Although LeadingAge is nonpartisan, it is not apolitical, she said. “We can't be. Not in these turbulent times.”
Members of the organization sent 23,000 letters, emails or phone calls to help preserve Medicaid, fund affordable housing and relieve regulatory burdens, Sloan pointed out, calling for additional advocacy.
New LeadingAge Board Chairman Stephen Fleming, president and CEO of the WellSpring Group in Greensboro, NC, echoed her comments. He drew on his 15-year experience officiating Division I college football to share a game plan for the organization.
“Throughout this out-of-control hobby, I saw what separated good teams from really great teams, championship teams,” Fleming said. “What made them great was not just a great defense, as you often hear, but a balanced attack, a solid defense combined with a very potent offense. For too long, we here at LeadingAge have been playing defense. Now, it's time for us to focus on offense.”
Advocacy is the key to providers' long-term success, he said. He called for members to get to know their representatives in state and federal government and to invite them to tour their communities.
“It's time we collectively step off the sidelines and on the national playing field,” Fleming said. “More than ever before in our nation's history, it's game day, and it's our time to change the way America ages.”
The meeting began Sunday with educational sessions and an opening general session featuring a keynote speech by author, combat veteran and entrepreneur Wes Moore.
Monday featured additional educational sessions, an exhibit hall and a general session featuring a keynote by author and Harvard professor Jennifer McCrea. Dr. Ruth Westheimer (pictured) was a popular guest in the exhibit hall; as part of a LeadingAge exhibit, she gave three brief talks about older adults and sex and also signed copies of her book.
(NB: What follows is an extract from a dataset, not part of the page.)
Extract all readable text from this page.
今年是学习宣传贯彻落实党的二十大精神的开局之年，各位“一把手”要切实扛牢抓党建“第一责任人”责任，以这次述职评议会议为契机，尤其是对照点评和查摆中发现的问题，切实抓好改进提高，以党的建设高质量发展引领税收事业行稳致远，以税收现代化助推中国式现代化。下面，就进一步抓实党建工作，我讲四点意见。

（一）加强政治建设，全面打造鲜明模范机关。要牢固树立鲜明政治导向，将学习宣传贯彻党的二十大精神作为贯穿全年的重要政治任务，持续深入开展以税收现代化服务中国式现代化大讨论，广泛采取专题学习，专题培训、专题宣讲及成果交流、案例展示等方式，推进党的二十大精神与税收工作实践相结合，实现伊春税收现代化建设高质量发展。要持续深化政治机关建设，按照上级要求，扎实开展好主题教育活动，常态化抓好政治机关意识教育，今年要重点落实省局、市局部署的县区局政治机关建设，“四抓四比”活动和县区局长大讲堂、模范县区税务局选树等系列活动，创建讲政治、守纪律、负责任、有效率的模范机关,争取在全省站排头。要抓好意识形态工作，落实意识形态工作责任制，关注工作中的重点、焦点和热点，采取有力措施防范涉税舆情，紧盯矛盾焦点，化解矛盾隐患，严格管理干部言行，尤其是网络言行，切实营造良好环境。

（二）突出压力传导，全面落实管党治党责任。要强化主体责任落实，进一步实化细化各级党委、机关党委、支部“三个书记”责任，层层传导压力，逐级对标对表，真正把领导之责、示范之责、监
LeadingAge also presented its awards to previously announced winners at the general sessions. This year's winners:
- Award of Honor: Stephen Proctor, president and CEO, Presbyterian Senior Living, Dillsburg, PA
- Excellence in Not-for-Profit Leadership Award: Masonic Homes of Kentucky, Louisville, KY
- Innovation Award: Saint John's on the Lake, Milwaukee, WI, for its Aged to Perfection program
- Excellence in the Workplace Award: Eliza Jennings, Olmsted Township, OH
- Dr. Herbert Shore Outstanding Mentor Award: Sue A. DaCamara, chief operating officer, Asbury Communities, Germantown, MD
- Hobart Jackson Cultural Diversity Award: Kendal~Crosslands Communities, Kennett Square, PA
- Trusted Voice Award (Organization): Tabitha, Lincoln, NE
- Trusted Voice Award (Individual): James F. Seagle Jr., president, Rogerson Communities, Boston, MA
- Robert Wood Johnson Foundation Award for Health Equity, presented by LeadingAge: Eaton Senior Communities, Lakewood, CO
- Joan Anne McHugh Award for Leadership in Long-Term Services and Supports Nursing: Bahaa Barsoum, director of nursing, A.G. Rhodes Health & Rehab, Atlanta
To read more about the award winners, click here.
The meeting continues through Wednesday.